Trump’s political aides, such as they are, have put out word that the focus of the former president’s remarks will be immigration policy generally and the awfulness of President Biden’s approach specifically. That’s smart politics and plays to “the base,” as well as “mainstream” Republicans, right of center voters generally, segments of black and Hispanic voters, and border state independents in California, Nevada, Arizona, New Mexico and Texas. More to the point, it reminds people who voted for Trump why they voted for Trump.
To make matters better (for Trump), Biden’s immigration “plan” is a mess and is polling badly, most ominously (for Biden) in focus groups in “battleground states.” With most everything else moving in Biden’s direction, reminding voters of one thing they really don’t like about him is not a bad place to start one’s political “resurrection.”
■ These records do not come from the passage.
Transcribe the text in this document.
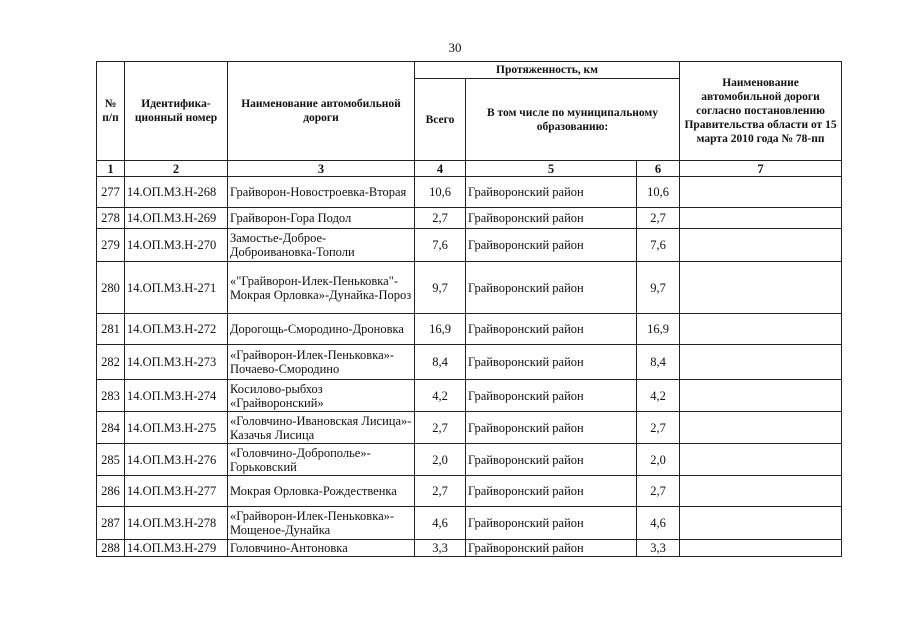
30
№ п/п	Идентифика- ционный номер	Наименование автомобильной дороги	Протяженность, км			Наименование автомобильной дороги согласно постановлению Правительства области от 15 марта 2010 года № 78-пп
			Всего	В том числе по муниципальному образованию:		
1	2	3	4	5	6	7
277	14.ОП.МЗ.Н-268	Грайворон-Новостроевка-Вторая	10,6	Грайворонский район	10,6	
278	14.ОП.МЗ.Н-269	Грайворон-Гора Подол	2,7	Грайворонский район	2,7	
279	14.ОП.МЗ.Н-270	Замостье-Доброе-Доброивановка-Тополи	7,6	Грайворонский район	7,6	
280	14.ОП.МЗ.Н-271	«"Грайворон-Илек-Пеньковка"-Мокрая Орловка»-Дунайка-Пороз	9,7	Грайворонский район	9,7	
281	14.ОП.МЗ.Н-272	Дорогощь-Смородино-Дроновка	16,9	Грайворонский район	16,9	
282	14.ОП.МЗ.Н-273	«Грайворон-Илек-Пеньковка»-Почаево-Смородино	8,4	Грайворонский район	8,4	
283	14.ОП.МЗ.Н-274	Косилово-рыбхоз «Грайворонский»	4,2	Грайворонский район	4,2	
284	14.ОП.МЗ.Н-275	«Головчино-Ивановская Лисица»-Казачья Лисица	2,7	Грайворонский район	2,7	
285	14.ОП.МЗ.Н-276	«Головчино-Доброполье»-Горьковский	2,0	Грайворонский район	2,0	
286	14.ОП.МЗ.Н-277	Мокрая Орловка-Рождественка	2,7	Грайворонский район	2,7	
287	14.ОП.МЗ.Н-278	«Грайворон-Илек-Пеньковка»-Мощеное-Дунайка	4,6	Грайворонский район	4,6	
288	14.ОП.МЗ.Н-279	Головчино-Антоновка	3,3	Грайворонский район	3,3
Of course, there won’t be any “focus” to his remarks. Immigration policy will be “addressed” but will soon give way to Grievances’ Greatest Hits. Once Trump starts playing those songs, the crowd will take a magic carpet ride through what Trump sometimes describes as the four greatest years in American history. And it will be so much fun that by the time it’s over, maybe 100 minutes or so later, immigration policy will be long forgotten.
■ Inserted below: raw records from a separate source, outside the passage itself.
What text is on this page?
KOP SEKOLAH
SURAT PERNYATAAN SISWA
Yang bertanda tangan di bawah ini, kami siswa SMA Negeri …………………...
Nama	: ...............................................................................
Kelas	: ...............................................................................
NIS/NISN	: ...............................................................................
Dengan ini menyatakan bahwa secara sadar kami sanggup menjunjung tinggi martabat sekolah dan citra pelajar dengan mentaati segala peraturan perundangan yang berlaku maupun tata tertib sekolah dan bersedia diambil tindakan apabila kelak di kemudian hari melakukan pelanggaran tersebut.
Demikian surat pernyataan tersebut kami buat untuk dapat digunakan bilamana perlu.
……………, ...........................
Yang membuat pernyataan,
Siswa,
What will get reported, aside from the highlights, will be the contrast between Trump’s reception at CPAC and the reception for all the others. His will be rapturous, theirs will be dutiful. And so the post-game commentary will dwell on his “continued hold” on “the base.”
The Biden White House is of two minds about the former president. Mind #1 is “don’t take the bait,” nothing good comes with engagement. Mind #2 is: he’s the gift that keeps on giving, engage away.
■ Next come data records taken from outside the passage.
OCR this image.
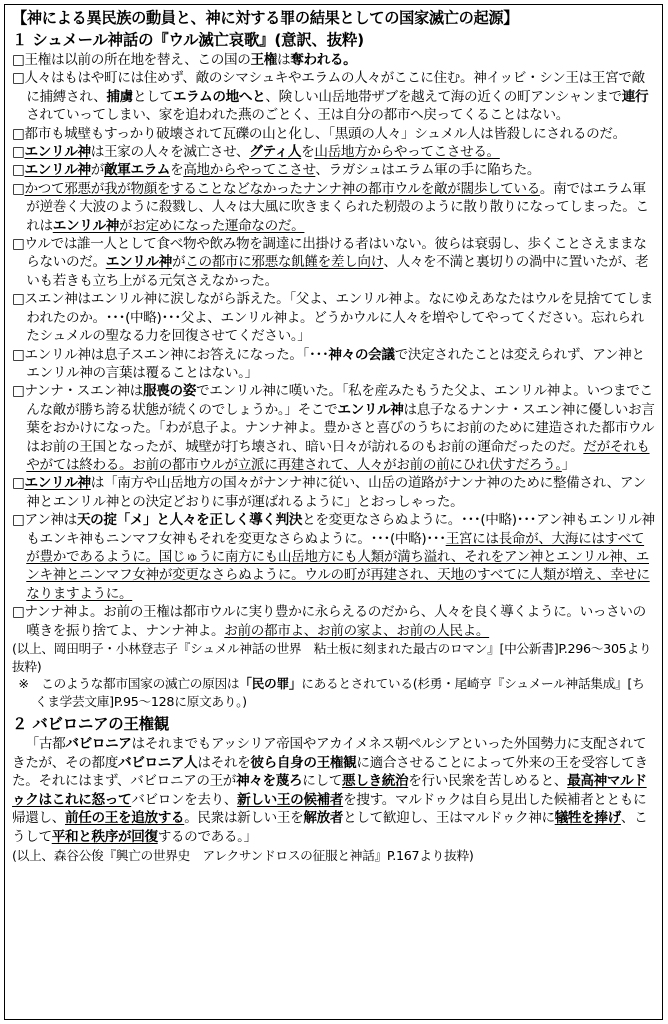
【神による異民族の動員と、神に対する罪の結果としての国家滅亡の起源】
１ シュメール神話の『ウル滅亡哀歌』(意訳、抜粋)

□王権は以前の所在地を替え、この国の王権は奪われる。

□人々はもはや町には住めず、敵のシマシュキやエラムの人々がここに住む。神イッビ・シン王は王宮で敵に捕縛され、捕虜としてエラムの地へと、険しい山岳地帯ザブを越えて海の近くの町アンシャンまで連行されていってしまい、家を追われた燕のごとく、王は自分の都市へ戻ってくることはない。

□都市も城壁もすっかり破壊されて瓦礫の山と化し、「黒頭の人々」シュメル人は皆殺しにされるのだ。

□エンリル神は王家の人々を滅亡させ、グティ人を山岳地方からやってこさせる。

□エンリル神が敵軍エラムを高地からやってこさせ、ラガシュはエラム軍の手に陥ちた。

□かつて邪悪が我が物顔をすることなどなかったナンナ神の都市ウルを敵が闊歩している。南ではエラム軍が逆巻く大波のように殺戮し、人々は大風に吹きまくられた籾殻のように散り散りになってしまった。これはエンリル神がお定めになった運命なのだ。

□ウルでは誰一人として食べ物や飲み物を調達に出掛ける者はいない。彼らは衰弱し、歩くことさえままならないのだ。エンリル神がこの都市に邪悪な飢饉を差し向け、人々を不満と裏切りの渦中に置いたが、老いも若きも立ち上がる元気さえなかった。

□スエン神はエンリル神に涙しながら訴えた。「父よ、エンリル神よ。なにゆえあなたはウルを見捨ててしまわれたのか。･･･(中略)･･･父よ、エンリル神よ。どうかウルに人々を増やしてやってください。忘れられたシュメルの聖なる力を回復させてください。」

□エンリル神は息子スエン神にお答えになった。「･･･神々の会議で決定されたことは変えられず、アン神とエンリル神の言葉は覆ることはない。」

□ナンナ・スエン神は服喪の姿でエンリル神に嘆いた。「私を産みたもうた父よ、エンリル神よ。いつまでこんな敵が勝ち誇る状態が続くのでしょうか。」そこでエンリル神は息子なるナンナ・スエン神に優しいお言葉をおかけになった。「わが息子よ。ナンナ神よ。豊かさと喜びのうちにお前のために建造された都市ウルはお前の王国となったが、城壁が打ち壊され、暗い日々が訪れるのもお前の運命だったのだ。だがそれもやがては終わる。お前の都市ウルが立派に再建されて、人々がお前の前にひれ伏すだろう。」

□エンリル神は「南方や山岳地方の国々がナンナ神に従い、山岳の道路がナンナ神のために整備され、アン神とエンリル神との決定どおりに事が運ばれるように」とおっしゃった。

□アン神は天の掟「メ」と人々を正しく導く判決とを変更なさらぬように。･･･(中略)･･･アン神もエンリル神もエンキ神もニンマフ女神もそれを変更なさらぬように。･･･(中略)･･･王宮には長命が、大海にはすべてが豊かであるように。国じゅうに南方にも山岳地方にも人類が満ち溢れ、それをアン神とエンリル神、エンキ神とニンマフ女神が変更なさらぬように。ウルの町が再建され、天地のすべてに人類が増え、幸せになりますように。

□ナンナ神よ。お前の王権は都市ウルに実り豊かに永らえるのだから、人々を良く導くように。いっさいの嘆きを振り捨てよ、ナンナ神よ。お前の都市よ、お前の家よ、お前の人民よ。

(以上、岡田明子・小林登志子『シュメル神話の世界　粘土板に刻まれた最古のロマン』[中公新書]P.296～305より抜粋)
※　このような都市国家の滅亡の原因は「民の罪」にあるとされている(杉勇・尾崎亨『シュメール神話集成』[ちくま学芸文庫]P.95～128に原文あり。)
２ バビロニアの王権観
「古都バビロニアはそれまでもアッシリア帝国やアカイメネス朝ペルシアといった外国勢力に支配されてきたが、その都度バビロニア人はそれを彼ら自身の王権観に適合させることによって外来の王を受容してきた。それにはまず、バビロニアの王が神々を蔑ろにして悪しき統治を行い民衆を苦しめると、最高神マルドゥクはこれに怒ってバビロンを去り、新しい王の候補者を捜す。マルドゥクは自ら見出した候補者とともに帰還し、前任の王を追放する。民衆は新しい王を解放者として歓迎し、王はマルドゥク神に犠牲を捧げ、こうして平和と秩序が回復するのである。」
(以上、森谷公俊『興亡の世界史　アレクサンドロスの征服と神話』P.167より抜粋)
There’s no way to ignore him altogether. Trump rates, on television, so he will always get covered and he never fails to generate some news. That being the case, Mind #1 would say, respond by not responding and keep the press focused on Republican Party “divisions.” The message being: yes he’s a problem, but he’s not our problem, he’s their problem.
Mind #2 would argue that Trump really is the never-ending gift; not least because he keeps the various constituencies of the Democratic Party coalition inside the tent. Hatred and fear of Trump binds them together in common cause.
As important, Trump provides a yardstick for performance. The narrative of that goes something like this:
The Trump Administration “mishandled” the Covid-19 crisis, the Biden Administration will vaccinate everyone willing to be vaccinated by the end of July and maybe sooner. The Trump Administration and the GOP couldn’t get the second stimulus checks into people’s hands, the Biden Administration will, soon. The year of Covid-19 under Trump was a seemingly endless stream of bad news. The summer of 2021 may soon be an extended celebration of the return to “normal life.”
None of this, of course, is entirely fair. But politics, to paraphrase President Kennedy, isn’t fair.
For the moment, Team Biden is content to let The Big Guy’s discontents play out as a “Republican disharmony” story, one the “mainstream media” is happy to oblige and amplify. In the meantime, the administration is pressing ahead with jabs, checks and the promise of a great summer.
One year ago today, then-candidate Joe Biden had just lost the Nevada caucuses to Sen. Bernie Sanders by a better than 2-to-1 margin. His defeat in Nevada followed a 5th place showing in the New Hampshire primary and a 4th place showing in the Iowa caucuses. Many people, myself included, couldn’t imagine how he could possibly rise from the ashes and go on to win both his party’s nomination and the general election. But rise he did. He’s now on the cusp of rising further still.